Sievershausen and beyond

WI Maurice of Saxony hadn't died at the Battle of Sievershausen?

He was only 32 years old and already one of the most powerful men in the Holy Roman Empire. Had he lived longer, I believe the sobriquet "The Great Elector" would have applied to him. He might have made Saxony into what Prussia later became. For a start, let's say he receives most of Albert Alcibiades' lands at the end of the 2nd Margrave War.
 

Susano

Banned
He was a very crafty and cunning man, thats for sure. Allying with the Emperor, then later turning the very armies entrusted to him against said Emperor, driving him out of Germany with an alliance of just a handful of princes... he was clever, certainly. OTOH, saying "Saxony could become Prussia" is a bit determinist. Prussias rise was to a large part random happenstance. Theres nothing that says there has to be an east German great power.

Had Maurice lived longer, he would certainly have meddled further in Imperial Politics, that seems to have been his forte. However, tbh, I dont know just what this would have entailed. IOTL, the period between 1555 (Augsburg Religious Peace) and 1618 (Start of 30s Year War) was a largely peaceful one. Its second half was determined by re-increasing religious strife and tension, with the AUggsburg Rleigious peace slowly falling to pieces, but there was no largescale confrontation between great powers in this time. So, yeah, I have no idea, to be quite honest:eek:
 
OTOH, saying "Saxony could become Prussia" is a bit determinist. Prussias rise was to a large part random happenstance. Theres nothing that says there has to be an east German great power.

I gave you Prussia as a German state that managed to smack down the Habsburgs and rise to the level of a European power.

Maurice could take most of the Brandenburg-Kulmbach territories, establishing Saxon power in Franconia. He could help the Emperor take back the 3 Bishoprics from the French (IIRC he himself had previously helped France acquire them) and be rewarded with one, 2, maybe all 3 of them, establishing Saxon power west of the Rhine. The Wars of Religion could still break out in France, providing all sorts of opportunities for an ambitious German Protestant ruler.

And the Electorate of Saxony doesn't end with Maurice. England will soon have a Queen Elizabeth and she may want to marry this time. The Dutch could still revolt, and in OTL they were quite willing to submit to a foreign ruler to protect them from Spain. An Albertine Wettin could later gain the Polish throne, after the last Jagiellon king dies (he'd have to convert to Catholicism, of course). The Czechs and Hungarians weren't exactly happy about Habsburg rule and I'm pretty sure their crowns were elective. And the Ernestine Wettins, who knows how they'll end up - it's a safe bet that some future elector will aim at reuniting the 2 branches.
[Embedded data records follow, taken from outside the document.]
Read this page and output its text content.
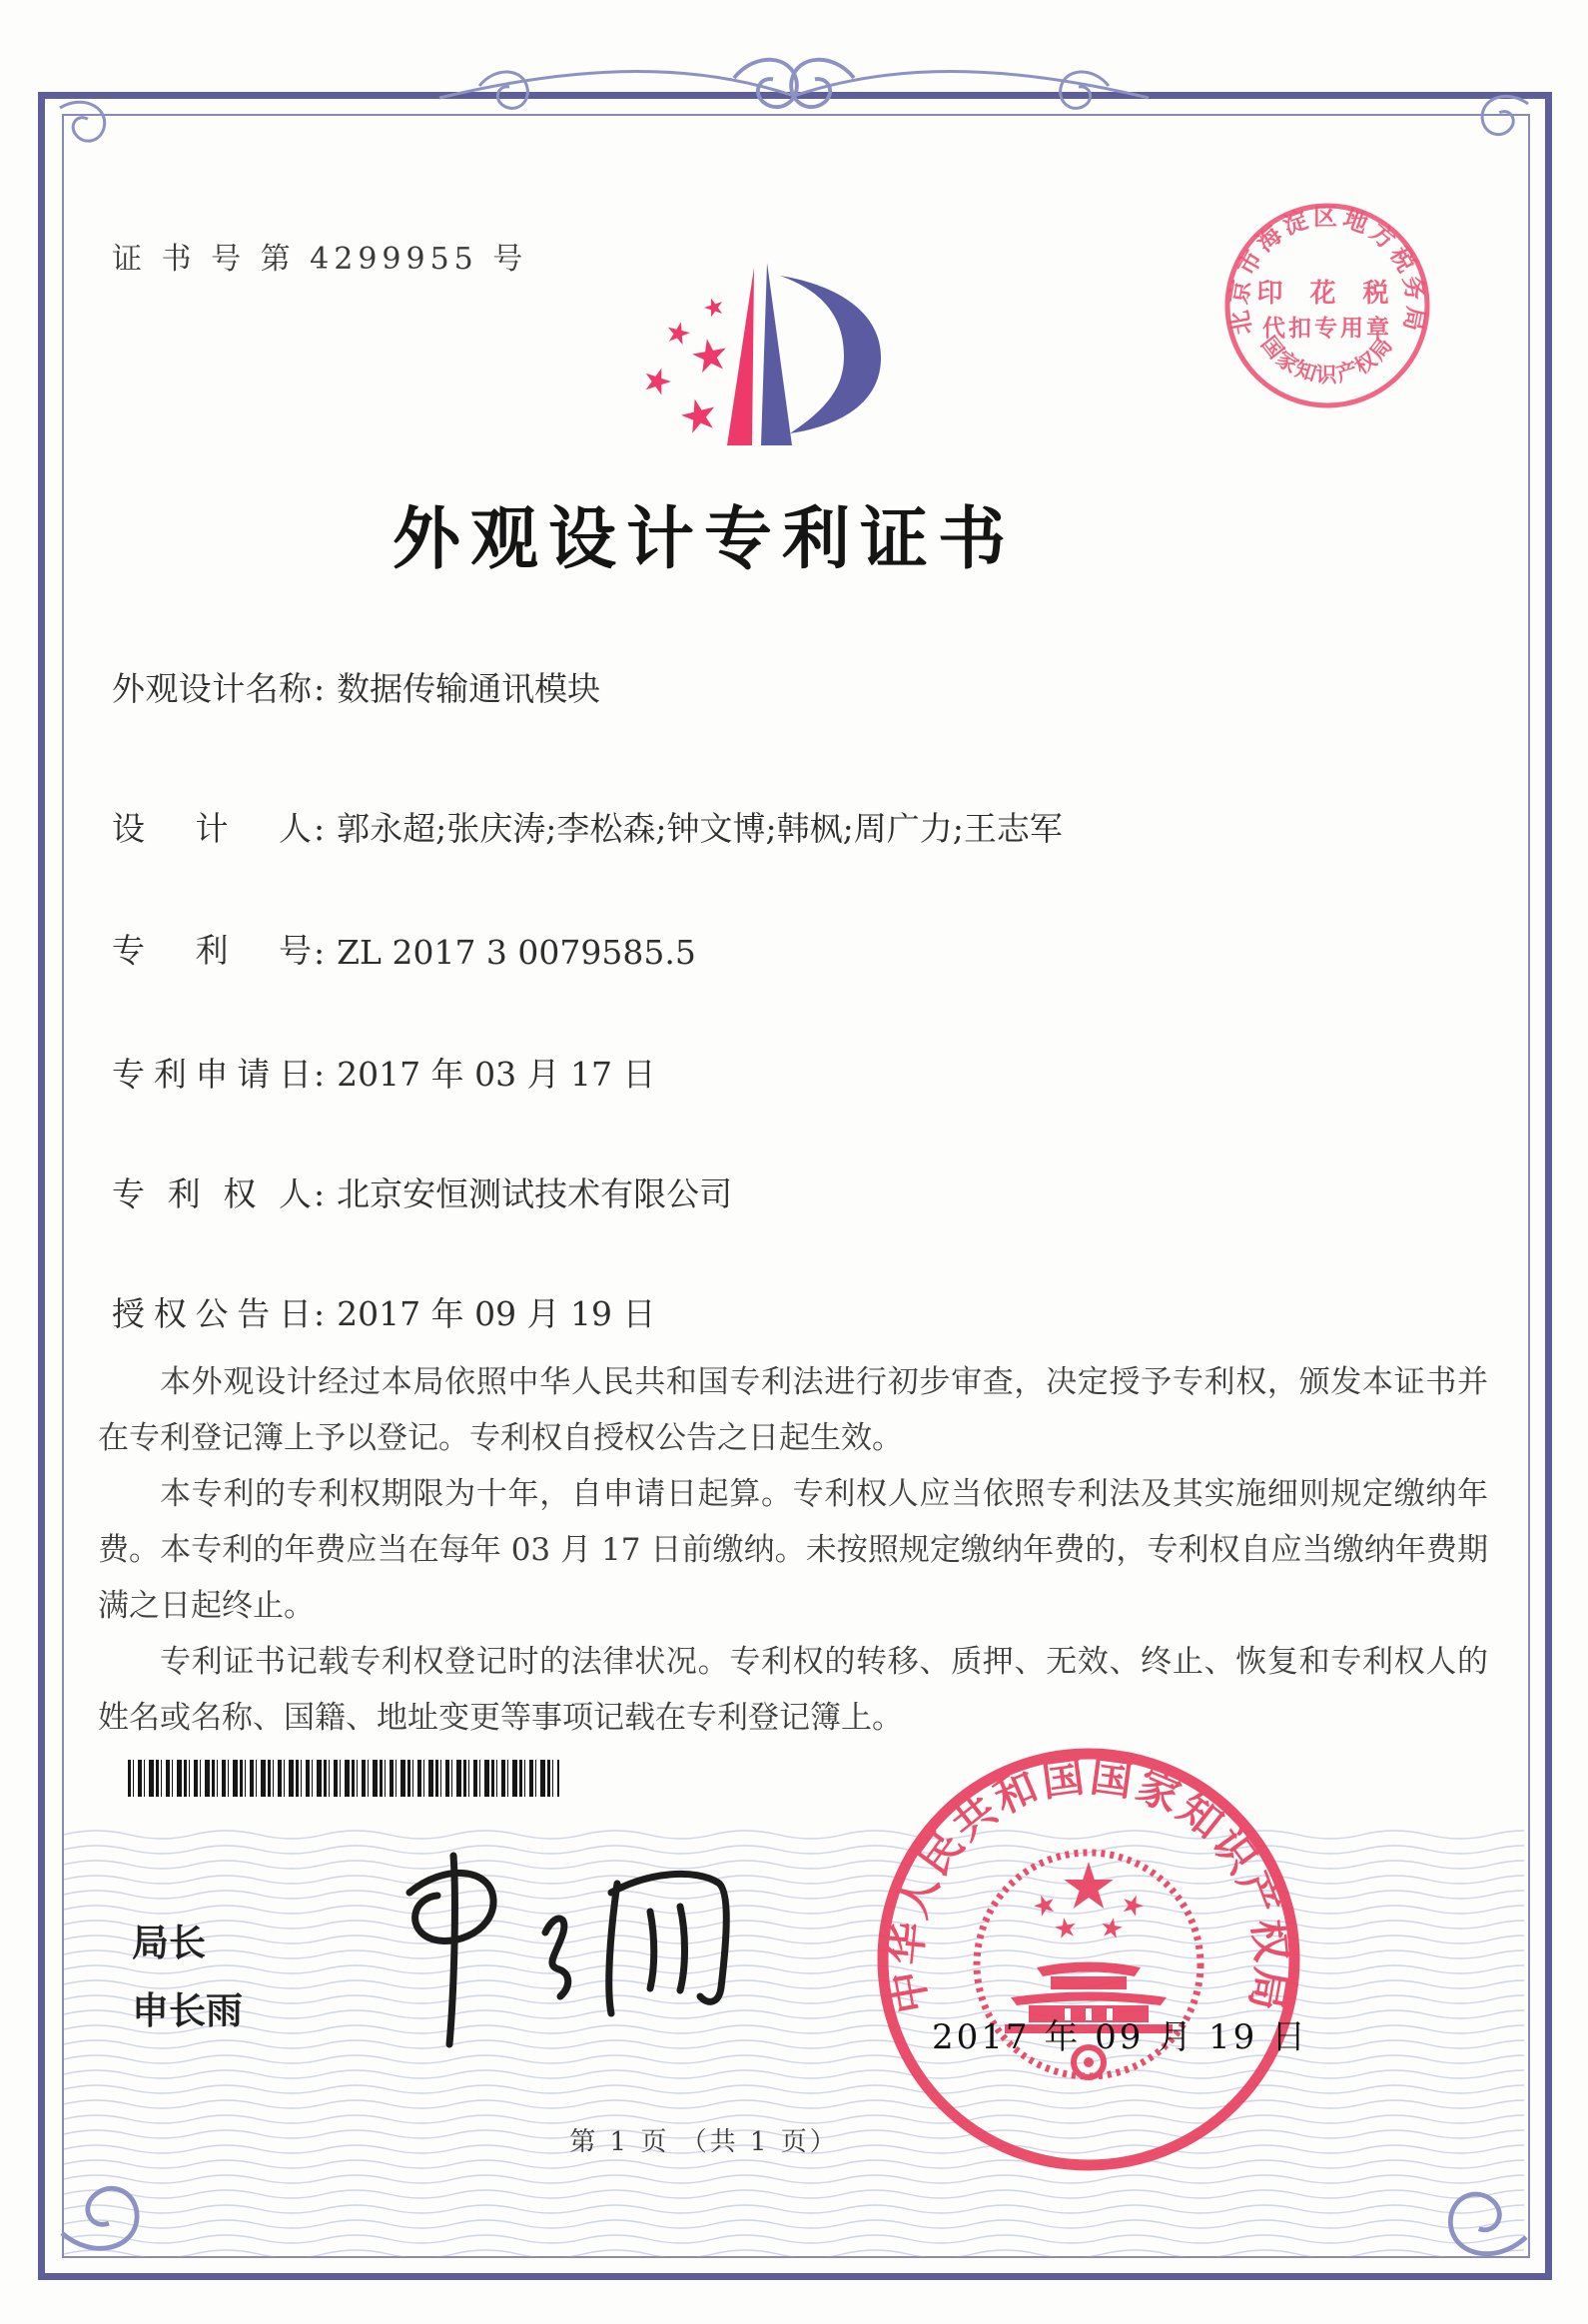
证 书 号 第 4299955 号
北京市海淀区地方税务局
国家知识产权局
印 花 税
代扣专用章
外观设计专利证书
外观设计名称: 数据传输通讯模块
设计人: 郭永超;张庆涛;李松森;钟文博;韩枫;周广力;王志军
专利号: ZL 2017 3 0079585.5
专利申请日: 2017 年 03 月 17 日
专利权人: 北京安恒测试技术有限公司
授权公告日: 2017 年 09 月 19 日

本外观设计经过本局依照中华人民共和国专利法进行初步审查，决定授予专利权，颁发本证书并在专利登记簿上予以登记。专利权自授权公告之日起生效。

本专利的专利权期限为十年，自申请日起算。专利权人应当依照专利法及其实施细则规定缴纳年费。本专利的年费应当在每年 03 月 17 日前缴纳。未按照规定缴纳年费的，专利权自应当缴纳年费期满之日起终止。

专利证书记载专利权登记时的法律状况。专利权的转移、质押、无效、终止、恢复和专利权人的姓名或名称、国籍、地址变更等事项记载在专利登记簿上。

局长
申长雨	中华人民共和国国家知识产权局
2017 年 09 月 19 日
第 1 页 （共 1 页）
I'm not saying that you can make Maurice into a Frederick the Great, but he could've built the base for a future Frederick the Great in his realm. The Great Elector, remember? Or maybe not a Frederick the Great, a better analogue could be Gustavus Adolphus or Stephen Bathory.
 
Just to give everybody else some perspective, here's 2 maps:

http://upload.wikimedia.org/wikipedia/en/b/bf/Schmalkaldic_war_1947.jpg

This one shows the Ernestine and Albertine branches of the House of Wettin. The Saxon electoral title had passed from the former to the latter (of which Maurice was a member) according to the 1547 Capitulation of Wittenberg, one of the first great defeats of Protestantism.

http://upload.wikimedia.org/wikipedia/commons/e/e0/Fsm-Bayreuth_1791.png

This one shows Brandenburg-Kulmbach, which despite its name is in Franconia, not Brandenburg. Its margrave, Albert Alcibiades, was a particularly aggressive ruler who would lose his lands not long after his defeat by Maurice of Saxony at Sievershausen (yet it was Maurice who died in that battle). I'm assuming that, had Maurice survived, he would've received a considerable share of the spoils at the end of the war. For orientation, notice Coburg and Plauen on both maps.

The 3 Bishoprics were Metz, Toul and Verdun in Lorraine. They had been held by France since 1552, IIRC, and Charles V wanted them back. Not back in Habsburg hands, since they had never belonged to his dynasty, but back in the Empire. Had Maurice helped him in this endeavor and had it been successful, the elector could have obtained at least one of the bishoprics for himself.
 
IOTL his wife died in 1555, and he still had no heir. Who could be a good candidate to be his new wife? It would be interesting if she is someone who would give him some important inheritance.
 
IOTL his wife died in 1555, and he still had no heir. Who could be a good candidate to be his new wife? It would be interesting if she is someone who would give him some important inheritance.

Well, Elizabeth Tudor was a nice Protestant young woman, and at the time it did seem like her older sister would have children. More realistically, a German Lutheran. Maybe a Hohenzollern, maybe an Ernestine Wettin if that branch of the dynasty agrees to a reconciliation, maybe a Scandinavian.

Edit: It could be this one, this one (see number 5), this one, or this one.